Ela ficou hospedada no apartamento do namorado, em Copacabana, no edifício Golden State, hoje Chamado Tancredo Neves, na avenida Atlântica, mas não teve sossego, era tanto o assédio da imprensa e da população, que ela quis voltar na mesma hora. Para poder ter um pouquinho de tranquilidade, ela fez um trato com a imprensa, uma coletiva no Copacabana Palace, que aconteceu no dia 10 de janeiro

Ao lado do namorado, que mulher charmosa!


Em colorido

Rumo a Búzios
O casal vai ao Iate Clube para fazer um passeio no iate Singoala, vão até Itacuruçá, em Mangaratiba, pegam um furgão e vão para um paraíso chamado Búzios.
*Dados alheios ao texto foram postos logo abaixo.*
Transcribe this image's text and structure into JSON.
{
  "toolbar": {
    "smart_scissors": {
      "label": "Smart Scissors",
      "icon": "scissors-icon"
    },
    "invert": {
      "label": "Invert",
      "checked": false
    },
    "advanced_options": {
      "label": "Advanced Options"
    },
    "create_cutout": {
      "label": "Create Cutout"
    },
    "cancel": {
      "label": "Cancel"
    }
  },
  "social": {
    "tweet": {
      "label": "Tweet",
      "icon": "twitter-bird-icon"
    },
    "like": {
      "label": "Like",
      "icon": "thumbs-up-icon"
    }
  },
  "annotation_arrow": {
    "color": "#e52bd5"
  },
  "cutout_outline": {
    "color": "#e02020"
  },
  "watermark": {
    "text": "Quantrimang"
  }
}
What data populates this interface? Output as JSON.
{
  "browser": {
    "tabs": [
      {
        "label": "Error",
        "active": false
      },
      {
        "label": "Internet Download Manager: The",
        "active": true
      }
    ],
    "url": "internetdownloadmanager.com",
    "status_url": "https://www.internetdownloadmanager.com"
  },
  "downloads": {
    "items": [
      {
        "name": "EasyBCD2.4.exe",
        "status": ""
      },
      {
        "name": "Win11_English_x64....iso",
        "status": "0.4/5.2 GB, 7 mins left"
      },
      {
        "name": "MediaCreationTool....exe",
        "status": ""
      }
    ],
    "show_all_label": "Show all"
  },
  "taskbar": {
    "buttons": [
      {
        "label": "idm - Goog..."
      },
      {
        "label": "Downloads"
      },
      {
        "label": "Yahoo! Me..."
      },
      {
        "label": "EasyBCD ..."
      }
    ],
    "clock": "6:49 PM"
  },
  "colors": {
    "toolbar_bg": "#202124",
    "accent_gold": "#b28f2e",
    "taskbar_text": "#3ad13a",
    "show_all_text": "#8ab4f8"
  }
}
Em 13 de janeiro chegam a Búzios, na época, era um vilarejo de pescadores, poucas casas, sem eletricidade, sem água encanada, sem telefone e o melhor, como a população local não tinha acesso à mídia e nem rádio, claro que não podiam imaginar que aquela gringa era um ícone do cinema. Sem precisar dar autógrafos, Brigitte sentiu-se ela mesma, por isso vivia feliz. Ela descreveu seus dias assim:
“Na época era apenas uma aldeia de pescadores sem água encanada ou eletricidade. Vivíamos como Robinson Crusoé em praias selvagens e desertas. As ruelas (eram areais) cheias de leitões pretos e galinhas. Nós vivíamos de pesca, farofa, mangas e muito sol”.
BB (sigla de Brigitte Bardot) viveu em Búzios até o dia 28 de abril, do jeito que ela queria, sem assédio, sem maquiagem, os cabelos começaram a ficar com raízes escuras sem tingir, o fotógrafo Denis Albanèse passou um dia fazendo fotos dela em Búzios.
Com o namorado








Passeava pelo vilarejo de fusquinha

O biquíni era ultra moderno para a época
De sunkini e meia-taça


Eles ficaram hospedados na Praia de Manguinhos, na casa de um amigo, Andrew Mouravieff




Em preto e branco

Em colorido


A convivência com a população era tranquila, ela gostava de tomar leite de cabra, acordava super cedo para ver a saída dos pescadores para o mar, inclusive ajudava. Brincava com os animais e crianças, corria atrás dos porquinhos. Caminhava muito, da praia do Canto a dos Ossos, ela andava a praia toda. Cozinhava todos os dias, a comida era tipicamente mediterrânea













Chanel criou a moda navy para as mulheres, a qual achava ideal para passar férias no litoral, o estilo marinière


Brigitte aderiu à moda
Ela usou com calça jeans Mom e sapatilhas

Como não tinha água encanada, as mulheres armazenavam a água doce de poço em tinas




Ela passou mais de 3 meses em Búzios, depois retornou em 18 de dezembro, passou natal e ano novo na Pousada do Sol do cônsul da Argentina, Ramon Avellaneda, na Praia do Canto em Armação, ao lado do Pier da Rua das Pedras, que era um areal. Ela não encontrou o paraíso que deixou em abril, por causa da estadia dela, Búzios começou a ser muito frequentada e, consequentemente, infra-estrutura, mais visitantes, construções, não era o que Brigitte queria, a decepção foi grande, ela deixou Búzios em 8 de janeiro, rumo ao México ao lado do namorado, para gravar o filme Viva Maria! e nunca mais voltou


Como agradecimento, BB recebeu uma homenagem, é uma escultura em bronze que representa ela, uma estátua dela, vestida inclusive com uma das roupas que ela usou em 1964, a obra é da artista plástica Christina Motta, a inauguração foi em novembro de 1999, é um dos pontos turísticos e fica na Orla Bardot, uma outra homenagem mais que merecida


Orla Bardot

Rua das Pedras
Rua super charmosa com lojas e restaurantes

Ela nunca mais voltou, mas escreveu uma carta em 2014

Com vocês deixo um trecho da carta e o rosto de uma estrela de cinema, mas que era e sempre será uma menina, sem maquiagem e linda, como os franceses chamam, Au Naturel, como a natureza, sem retoques, somente a paz estampada no rosto

“Ali descobri o verdadeiro Brasil e a verdadeira paz. Guardo preciosamente a lembrança inesquecível de um pequeno paraíso onde eu corria descalça, acompanhada de um gato que eu chamava de Moumoume, maravilhada com os beija-flores, com os flamboyants, as buganvílias, a cor translúcida de um mar cheio de espuma e brilhante que me parecia um champanha azul e com o qual eu me embriagava”.